The Baxter Laboratory focuses on understanding how plants adapt to their environment, specializing in using the elemental accumulation of plant tissues as a window into this complex process. Our efforts focus on the seeds of corn and soybeans, but we also work with other plants, including the crops sorghum, wheat and cotton and the model plants Arabidopsis and Setaria. We use genetics combined with two new methods of studying plants; ionomics (high throughput elemental profiling) and phenomics (automated greenhouse combined with image analysis).
The elemental composition of seeds is important, not only as food source, but also as a readout of many physiological processes that are important for plant growth. If we can understand the processing and genes controlling elemental accumulation, we can use that knowledge to improve the nutrient content, productivity and fertilizer efficiency of our crops. The Baxter lab uses ionomics to try to address these questions. Our lab uses a high throughput elemental profiling facility based around Inductively Coupled Plasma - Mass Spectrometry (ICP-MS) to analyze >1700 samples per week, measuring the levels of 20 elements in each sample (see cartoon below). This data is processed using statistical and bioinformatical methods and combined with genetics to identify the genes and Gene X Environment interactions underlying elemental accumulation in plants.

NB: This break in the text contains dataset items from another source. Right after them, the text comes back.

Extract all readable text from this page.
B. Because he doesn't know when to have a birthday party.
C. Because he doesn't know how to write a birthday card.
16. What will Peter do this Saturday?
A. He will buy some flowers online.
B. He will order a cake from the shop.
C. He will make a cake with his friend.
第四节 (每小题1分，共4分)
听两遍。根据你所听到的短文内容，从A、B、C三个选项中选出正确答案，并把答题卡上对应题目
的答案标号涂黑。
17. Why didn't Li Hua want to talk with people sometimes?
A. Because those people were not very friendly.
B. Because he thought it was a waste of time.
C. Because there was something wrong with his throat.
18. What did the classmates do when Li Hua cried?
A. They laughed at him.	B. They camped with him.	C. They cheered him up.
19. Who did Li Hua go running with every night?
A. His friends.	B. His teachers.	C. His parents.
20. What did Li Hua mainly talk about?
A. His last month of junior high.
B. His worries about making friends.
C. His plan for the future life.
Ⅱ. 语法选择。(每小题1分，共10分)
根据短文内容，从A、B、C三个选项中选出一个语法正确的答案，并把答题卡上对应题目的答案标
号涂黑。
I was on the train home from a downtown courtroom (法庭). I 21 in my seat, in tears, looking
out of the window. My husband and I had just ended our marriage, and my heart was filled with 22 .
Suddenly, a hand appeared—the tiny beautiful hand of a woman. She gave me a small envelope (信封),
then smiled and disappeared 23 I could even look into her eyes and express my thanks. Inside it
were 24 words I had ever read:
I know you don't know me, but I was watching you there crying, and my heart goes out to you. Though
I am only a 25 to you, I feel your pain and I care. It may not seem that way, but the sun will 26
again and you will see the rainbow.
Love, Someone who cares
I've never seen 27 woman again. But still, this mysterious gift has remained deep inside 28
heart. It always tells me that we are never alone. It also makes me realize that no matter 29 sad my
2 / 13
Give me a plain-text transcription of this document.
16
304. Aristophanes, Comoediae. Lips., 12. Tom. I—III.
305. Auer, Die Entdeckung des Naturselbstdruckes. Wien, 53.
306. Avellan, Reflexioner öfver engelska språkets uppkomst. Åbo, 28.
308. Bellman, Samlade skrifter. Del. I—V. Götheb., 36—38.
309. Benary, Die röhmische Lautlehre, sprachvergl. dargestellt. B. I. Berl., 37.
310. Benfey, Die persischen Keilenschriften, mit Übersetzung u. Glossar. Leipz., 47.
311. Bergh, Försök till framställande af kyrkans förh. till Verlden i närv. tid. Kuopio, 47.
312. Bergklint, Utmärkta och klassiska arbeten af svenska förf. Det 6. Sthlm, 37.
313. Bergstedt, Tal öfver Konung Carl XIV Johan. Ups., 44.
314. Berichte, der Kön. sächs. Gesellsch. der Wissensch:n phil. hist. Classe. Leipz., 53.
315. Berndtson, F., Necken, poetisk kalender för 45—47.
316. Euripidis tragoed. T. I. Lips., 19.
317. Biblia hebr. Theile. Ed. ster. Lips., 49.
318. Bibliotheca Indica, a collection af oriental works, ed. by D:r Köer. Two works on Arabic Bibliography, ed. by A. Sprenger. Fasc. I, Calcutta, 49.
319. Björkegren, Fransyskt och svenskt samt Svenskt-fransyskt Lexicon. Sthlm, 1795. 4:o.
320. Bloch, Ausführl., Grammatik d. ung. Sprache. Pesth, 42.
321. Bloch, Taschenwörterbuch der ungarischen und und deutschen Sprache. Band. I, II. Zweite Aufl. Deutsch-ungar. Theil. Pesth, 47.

Advances in imaging and robotics have enabled new ways of analyzing plants as they grow over time. We are using the brand new Bellweather Foundation Phenotyping Facility to understand how plants respond to drought. The facility can accommodate up to 1140 plants, imaging them as often as every other day. Working with several other labs at the Danforth Center, we have developed software and analytical pipelines that allow us to analyze the 8000 images a day that the system produces.